論 文 摘 要
為瞭解順打工法之深開挖行為，本研究於汐止區選擇一開挖13.9m，地層於開挖面以上為砂土夾薄層黏土，開挖面以下為卵礫石層及岩塊層為主 之順打工地，進行完整規劃之全區開挖觀測系統計畫。於基地開挖施工中，獲得實際可靠觀測資料，探討與案例比較開挖時擋土壁體變形之行為。在本研究中之最大壁體變位於地表下12.5m處，變位量為0.64cm。研判為本案開挖面下地層均為卵礫石層及岩塊層，地質狀況佳之因素，壁體最大變位量與開挖深度之比值約均在0.05%左右。本研究壁體最大變位量與地表最大沉陷量之比值約發生在0.75–1.0之間。鄰近建築物於施工期間傾斜情況，最大傾斜量發生在最終開挖面施工階段，往基地方向傾斜其最大傾斜量約為1/943。基地內開挖施工時隆起狀況，最大隆起量發生在最終開挖面施工階段，最大隆起量約為2.46cm。地下水位因施工期間及靜置時間水位變化，於擋土壁施工及開挖階段施工期間，水位觀測變化量約為2m，疑似施工抽水所致。本研究另進行案例之驗證比較，亦因本案開挖面下之地質狀況良好，故比較案例後，本研究數值均呈現較佳之情況。

To understand the deep excavation behavior of the bottom-up method, a 13.9 m deep excavation in Sijhih has been chosen for study. The soil layers at the construction site mainly consist of sandy soil with clay above the excavation surface and gravel, base rock in the below. A complete field monitoring system was installed in the excavation. The behavior of retaining wall deformation induced by excavation was derived based on the field monitoring data. In this study, the value of the maximum wall displacement is located in 12.5 m below the ground surface and the value is 0.64 cm.
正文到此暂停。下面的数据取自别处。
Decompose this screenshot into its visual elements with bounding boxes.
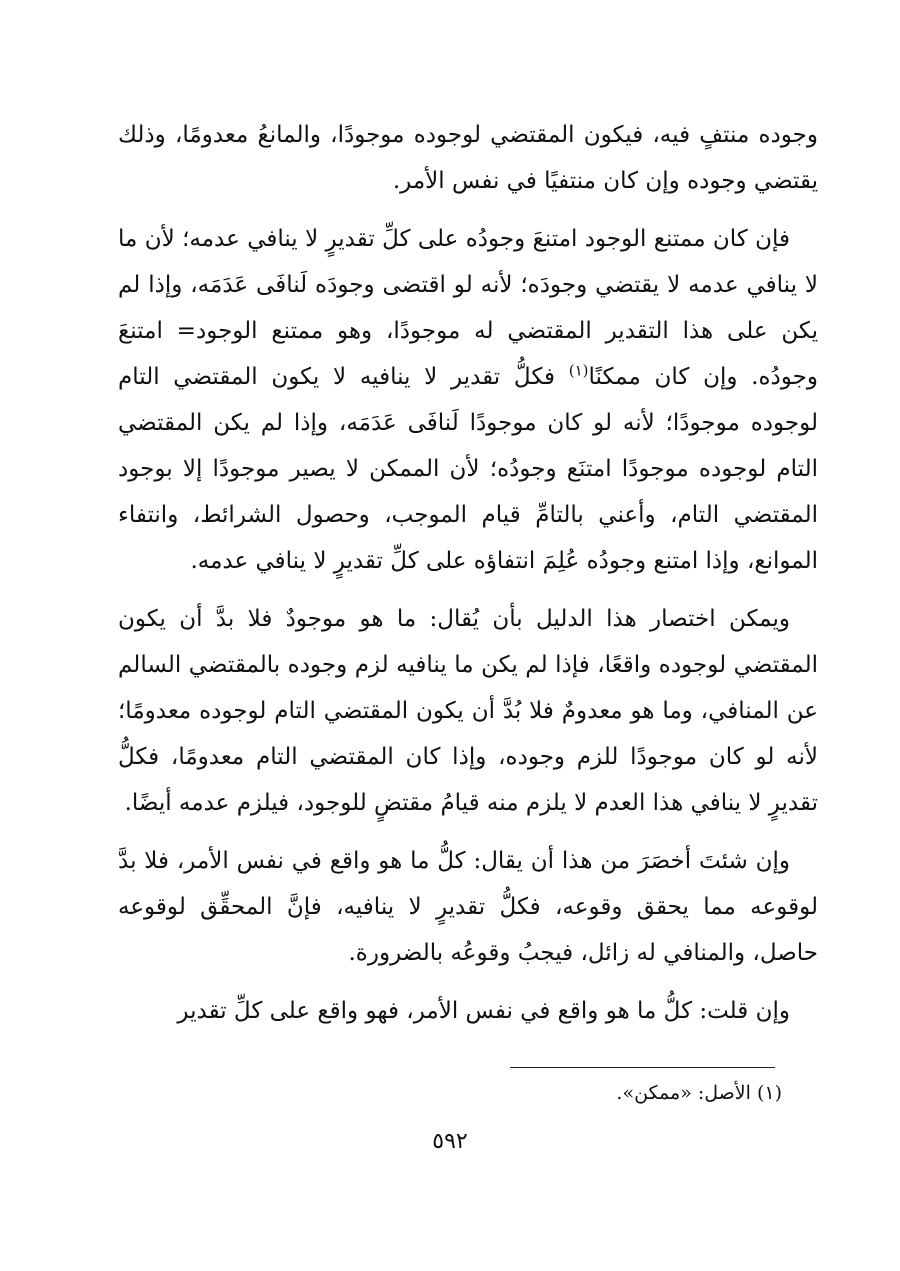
page-number: ٥٩٢ xyxy=(432,1129,468,1154)
paragraph-1: وجوده منتفٍ فيه، فيكون المقتضي لوجوده موجودًا، والمانعُ معدومًا، وذلك يقتضي وجوده وإن كان منتفيًا في نفس الأمر. xyxy=(118,122,818,194)
footnote-reference: (١) xyxy=(568,361,589,380)
body-text xyxy=(118,112,818,1046)
paragraph-2-text-a: فإن كان ممتنع الوجود امتنعَ وجودُه على كلِّ تقديرٍ لا ينافي عدمه؛ لأن ما لا ينافي عدمه لا يقتضي وجودَه؛ لأنه لو اقتضى وجودَه لَنافَى عَدَمَه، وإذا لم يكن على هذا التقدير المقتضي له موجودًا، وهو ممتنع الوجود= امتنعَ وجودُه. وإن كان ممكنًا xyxy=(118,226,818,390)
paragraph-2 xyxy=(118,216,818,584)
paragraph-2-text-b: فكلُّ تقدير لا ينافيه لا يكون المقتضي التام لوجوده موجودًا؛ لأنه لو كان موجودًا لَنافَى عَدَمَه، وإذا لم يكن المقتضي التام لوجوده موجودًا امتنَع وجودُه؛ لأن الممكن لا يصير موجودًا إلا بوجود المقتضي التام، وأعني بالتامِّ قيام الموجب، وحصول الشرائط، وانتفاء الموانع، وإذا امتنع وجودُه عُلِمَ انتفاؤه على كلِّ تقديرٍ لا ينافي عدمه. xyxy=(118,364,818,574)
paragraph-3: ويمكن اختصار هذا الدليل بأن يُقال: ما هو موجودٌ فلا بدَّ أن يكون المقتضي لوجوده واقعًا، فإذا لم يكن ما ينافيه لزم وجوده بالمقتضي السالم عن المنافي، وما هو معدومٌ فلا بُدَّ أن يكون المقتضي التام لوجوده معدومًا؛ لأنه لو كان موجودًا للزم وجوده، وإذا كان المقتضي التام معدومًا، فكلُّ تقديرٍ لا ينافي هذا العدم لا يلزم منه قيامُ مقتضٍ للوجود، فيلزم عدمه أيضًا. xyxy=(118,606,818,816)
paragraph-5: وإن قلت: كلُّ ما هو واقع في نفس الأمر، فهو واقع على كلِّ تقدير xyxy=(177,998,790,1024)
footnote-divider xyxy=(510,1067,775,1068)
footnote: (١) الأصل: «ممكن». xyxy=(616,1082,782,1104)
paragraph-4: وإن شئتَ أخصَرَ من هذا أن يقال: كلُّ ما هو واقع في نفس الأمر، فلا بدَّ لوقوعه مما يحقق وقوعه، فكلُّ تقديرٍ لا ينافيه، فإنَّ المحقِّق لوقوعه حاصل، والمنافي له زائل، فيجبُ وقوعُه بالضرورة. xyxy=(118,848,818,966)
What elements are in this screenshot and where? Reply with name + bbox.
The ratio of the maximum wall displacement to the excavation depth is about 0.05%, which was contributed by the comparatively good geological condition with the pebbly gravel layer and rock block layer below the surface and the ratio of the maximum wall displacement to the maximum surface settlement approximately between 0.75 and 1.0. The value of the uplift maximum is around 2.46cm at the final stage. Also, the maximum inclination ratio of the adjacent buildings occurs at the final stage of the excavation surface which is about 1/943 toward the excavation. During the construction of the retaining wall and the excavation stage, the observation of the groundwater level change is about 2 m which is related to the construction dewatering. This study conducts case verification and comparison. The values of this study show a relatively small wall deformation and ground settlement were monitored, which was due to a better geological condition below the excavation surface.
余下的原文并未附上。